Aku tidak suka menulis berarti bukan berarti aku tidak suka mengarang cerita. Adapun itu aku sangat bahagia saat diary digitalku sudah terbit menyinari hari-hari kepenulisanku.
Yang buatku bahagia ialah bisa membagikan kisah-kisah menarik dari setiap slice of life yang timbul dalam perjalanan hidupku. dari sekian banyaknya drama kehidupan yang dikit-dikit ada romansa, atau dikit-dikit feeling lonely mungkin orang-orang kebanyakan akan merekam segala ceritanya dalam buku diary; buku yang dibilang ekonomis untuk berbagi kesedihan meski pembacanya adalah diri sendiri. Setiap orang punya cerita yang dikarang lewat kesehariannya dan memiliki daya magis untuk merakit sebuah buku baru: karena kita pada dasarnya adalah sutradara di bidang perfilman yang sungguhlah panjang. Orang-orang akan menamai filmnya berjudul 'PRIBADI' meski ada saja yang membacanya secara general.

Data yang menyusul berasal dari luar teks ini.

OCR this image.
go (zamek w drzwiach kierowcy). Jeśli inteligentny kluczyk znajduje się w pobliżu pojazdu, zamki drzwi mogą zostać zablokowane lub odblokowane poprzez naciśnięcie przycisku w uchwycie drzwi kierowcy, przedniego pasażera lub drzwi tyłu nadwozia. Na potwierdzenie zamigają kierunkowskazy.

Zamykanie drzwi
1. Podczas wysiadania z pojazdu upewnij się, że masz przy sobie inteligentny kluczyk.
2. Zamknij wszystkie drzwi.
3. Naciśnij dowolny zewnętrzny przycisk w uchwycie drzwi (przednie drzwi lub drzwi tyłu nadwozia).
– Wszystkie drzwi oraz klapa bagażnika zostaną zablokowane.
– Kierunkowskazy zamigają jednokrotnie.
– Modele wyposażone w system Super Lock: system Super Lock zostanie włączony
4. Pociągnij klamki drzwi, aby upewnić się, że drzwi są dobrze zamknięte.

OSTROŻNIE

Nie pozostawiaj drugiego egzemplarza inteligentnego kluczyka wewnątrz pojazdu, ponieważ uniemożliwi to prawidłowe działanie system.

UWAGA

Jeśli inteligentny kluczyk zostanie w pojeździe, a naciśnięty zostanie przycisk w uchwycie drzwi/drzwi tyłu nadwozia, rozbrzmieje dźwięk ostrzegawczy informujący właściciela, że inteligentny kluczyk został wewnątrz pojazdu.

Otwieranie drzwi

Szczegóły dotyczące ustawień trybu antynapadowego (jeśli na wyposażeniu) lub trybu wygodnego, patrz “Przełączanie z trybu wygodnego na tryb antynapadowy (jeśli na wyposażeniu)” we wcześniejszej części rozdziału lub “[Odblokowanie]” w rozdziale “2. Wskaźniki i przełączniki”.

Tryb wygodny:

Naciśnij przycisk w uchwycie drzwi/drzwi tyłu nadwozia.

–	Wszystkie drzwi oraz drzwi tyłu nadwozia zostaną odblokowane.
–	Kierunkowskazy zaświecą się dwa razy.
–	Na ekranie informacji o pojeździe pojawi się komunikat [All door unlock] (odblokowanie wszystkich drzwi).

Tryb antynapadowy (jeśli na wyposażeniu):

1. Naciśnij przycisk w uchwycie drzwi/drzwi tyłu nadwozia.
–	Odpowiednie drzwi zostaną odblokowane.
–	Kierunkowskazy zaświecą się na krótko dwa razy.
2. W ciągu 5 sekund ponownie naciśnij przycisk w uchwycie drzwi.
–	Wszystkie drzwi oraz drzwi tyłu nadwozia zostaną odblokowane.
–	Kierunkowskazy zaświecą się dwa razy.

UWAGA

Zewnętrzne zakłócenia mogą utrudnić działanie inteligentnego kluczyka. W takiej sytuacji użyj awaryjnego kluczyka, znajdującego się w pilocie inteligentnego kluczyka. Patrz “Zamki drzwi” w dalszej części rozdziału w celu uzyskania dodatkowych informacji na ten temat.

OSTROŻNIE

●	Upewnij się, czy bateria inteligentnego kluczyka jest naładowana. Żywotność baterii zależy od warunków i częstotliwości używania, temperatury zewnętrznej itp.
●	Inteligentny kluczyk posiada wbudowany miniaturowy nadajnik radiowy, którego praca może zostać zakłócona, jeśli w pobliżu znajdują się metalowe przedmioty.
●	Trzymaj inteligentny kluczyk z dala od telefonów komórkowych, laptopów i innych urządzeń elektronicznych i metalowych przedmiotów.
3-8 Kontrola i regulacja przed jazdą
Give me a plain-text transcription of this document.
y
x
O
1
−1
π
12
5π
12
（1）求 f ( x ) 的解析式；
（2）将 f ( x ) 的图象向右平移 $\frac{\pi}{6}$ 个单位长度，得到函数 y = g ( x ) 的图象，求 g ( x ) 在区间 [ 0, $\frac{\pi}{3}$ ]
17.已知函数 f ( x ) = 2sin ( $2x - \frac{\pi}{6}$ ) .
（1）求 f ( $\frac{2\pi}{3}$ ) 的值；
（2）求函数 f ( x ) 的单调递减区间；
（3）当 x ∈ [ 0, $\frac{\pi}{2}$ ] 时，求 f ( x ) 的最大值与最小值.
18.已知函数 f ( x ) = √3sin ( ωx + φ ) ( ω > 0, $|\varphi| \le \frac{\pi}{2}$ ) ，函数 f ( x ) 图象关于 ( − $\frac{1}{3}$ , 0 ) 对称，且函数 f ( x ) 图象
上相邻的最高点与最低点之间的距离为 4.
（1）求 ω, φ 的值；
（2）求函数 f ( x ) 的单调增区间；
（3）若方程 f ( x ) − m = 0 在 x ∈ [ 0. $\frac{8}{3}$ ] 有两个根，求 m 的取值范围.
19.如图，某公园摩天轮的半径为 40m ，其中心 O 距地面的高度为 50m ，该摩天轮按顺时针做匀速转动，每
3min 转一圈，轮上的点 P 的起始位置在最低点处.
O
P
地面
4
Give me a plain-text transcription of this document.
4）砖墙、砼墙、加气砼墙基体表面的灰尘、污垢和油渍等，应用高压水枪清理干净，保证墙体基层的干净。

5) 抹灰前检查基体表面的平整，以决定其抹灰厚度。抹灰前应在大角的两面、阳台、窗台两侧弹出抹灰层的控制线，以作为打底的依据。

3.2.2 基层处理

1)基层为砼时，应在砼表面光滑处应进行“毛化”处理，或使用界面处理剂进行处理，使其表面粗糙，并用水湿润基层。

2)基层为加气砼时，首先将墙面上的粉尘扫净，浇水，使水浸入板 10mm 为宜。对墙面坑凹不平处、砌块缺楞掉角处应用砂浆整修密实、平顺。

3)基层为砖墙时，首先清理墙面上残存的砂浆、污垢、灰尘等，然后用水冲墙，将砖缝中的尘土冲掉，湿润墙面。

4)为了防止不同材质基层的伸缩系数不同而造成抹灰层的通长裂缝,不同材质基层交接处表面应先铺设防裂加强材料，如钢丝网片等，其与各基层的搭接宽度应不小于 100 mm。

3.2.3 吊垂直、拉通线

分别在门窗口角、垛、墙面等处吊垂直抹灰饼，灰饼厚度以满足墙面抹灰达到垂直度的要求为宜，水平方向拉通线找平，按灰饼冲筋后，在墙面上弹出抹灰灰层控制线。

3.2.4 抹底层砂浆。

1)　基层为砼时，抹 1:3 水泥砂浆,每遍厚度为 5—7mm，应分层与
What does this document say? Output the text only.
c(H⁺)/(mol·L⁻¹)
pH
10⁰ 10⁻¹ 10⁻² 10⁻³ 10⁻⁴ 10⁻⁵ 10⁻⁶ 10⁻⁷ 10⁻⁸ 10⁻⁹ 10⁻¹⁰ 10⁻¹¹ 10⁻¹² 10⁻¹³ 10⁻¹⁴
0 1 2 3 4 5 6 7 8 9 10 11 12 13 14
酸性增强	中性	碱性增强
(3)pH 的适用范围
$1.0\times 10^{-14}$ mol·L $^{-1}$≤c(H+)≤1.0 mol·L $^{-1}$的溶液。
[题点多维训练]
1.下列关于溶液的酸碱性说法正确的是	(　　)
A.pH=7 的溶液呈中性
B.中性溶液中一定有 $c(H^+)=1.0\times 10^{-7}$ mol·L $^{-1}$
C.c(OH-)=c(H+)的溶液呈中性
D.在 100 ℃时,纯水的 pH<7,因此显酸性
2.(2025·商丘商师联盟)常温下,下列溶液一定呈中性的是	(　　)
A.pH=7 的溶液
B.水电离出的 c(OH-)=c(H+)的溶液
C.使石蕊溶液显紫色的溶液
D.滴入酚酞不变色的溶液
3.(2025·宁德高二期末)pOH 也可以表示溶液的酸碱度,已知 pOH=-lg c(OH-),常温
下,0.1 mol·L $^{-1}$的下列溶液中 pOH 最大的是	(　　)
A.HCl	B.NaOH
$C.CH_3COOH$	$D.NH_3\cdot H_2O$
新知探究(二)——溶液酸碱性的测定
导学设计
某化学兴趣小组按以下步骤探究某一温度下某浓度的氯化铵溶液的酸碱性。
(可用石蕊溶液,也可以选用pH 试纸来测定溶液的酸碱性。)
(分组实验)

Selama aku suka menulis di media apapun itu terkecuali aku menulisnya di kertas bekas bungkus nasi uduk, aku merasa ada saja yang tersalurkan walaupun dana finansial masih macet secara bulanan. Tapi, Kompasiana hadir membentuk wadah bagi blogger yang hendak menyajikan kisah pribadi atau keluh kesah yang dialami di tahun-tahun berat. Sebelumnya, aku sajikan rasa terima kasih kepada fasilitas Kompasiana yang sudah menyediakan blog ringan secara cuma-cuma. Karena, aku merasa Kompasiana semakin lama semakin memberikan performa terbaiknya untuk memanjakan para penulis. dari sanalah aku beralih dari tulis-menulis di buku diary yang mana kubeli dari tukang fotocopy-an yang sengaja menjajakan notes kecil, hingga aku akhirnya menulis di laman Kompasiana dimana aku bisa menyebarkan rasa bahagia juga terhadap para pembaca yang mungkin mirip dengan kisahku.
Semenjak itu kunamai Kompasiana sebagai diary digital; aku ingat dulu dimana buku diary-ku sudah penuh dengan gambaran kisah-kisah menarik, dibumbui oleh tanggalan sebagai reminder kelak bila aku membaca ulang kisah yang terpendam dalam jurang umur. Aku ingat banyak juga gambar-gambar aneh di sana, aku menyebutnya gambaran dari laju khayalku yang tidak terkendali; ada dinosaurus sedang mengejar orang, dan kereta-kereta disesaki oleh penumpang yang ingin selamat dari kejaran hewan purba itu. Mamaku bertanya, kenapa bukunya banyak gambar-gambar? dikarenakan aku masih merakit masa mudaku agar tidak terjangkit gawai, maka kujawab dengan riang hati: aku gambar karena aku hobi gambar, semisal aku nanti bisa nulis kayak orang-orang di koran nanti juga aku banyakin tulisan kok - sebegitu entengnya aku menjawab, dan seenteng itu aku bisa jadi penulis padahal menulis itu susah.Â
Aku memang tidak hobi menulis, sebab buat apa menulis toh pembacanya aja pada enggan menyimak episode kisahku. Mungkin juga pemikiranku terhadap minat baca di Indonesia membuatku jatuh bangun untuk menjadi penulis ulung layaknya buku-buku menarik yang ada di toko buku. pada awalnya, ingin sekali kuborong buku itu sengaja ingin kujadikan referensi bagaimana cara agar menulis itu bisa dibaca orang. ternyata memang benar, dari segi menulis saja aku seperti dibawa dalam kepingan allineanya, dihantarkan menuju kapal-kapal khayalan; saat itu aku sedang membaca buku cerpen terbaik milik Kompas. aku ingin sekali bisa menulis mengikuti gestur penulis menggiring pembaca menuju peta petualangan - di SMA, inilah kali pertama aku mulai mencintai dunia kepenulisan meski yang kulihat tulisanku tidak sebagus yang kuekspetasikan selama ini.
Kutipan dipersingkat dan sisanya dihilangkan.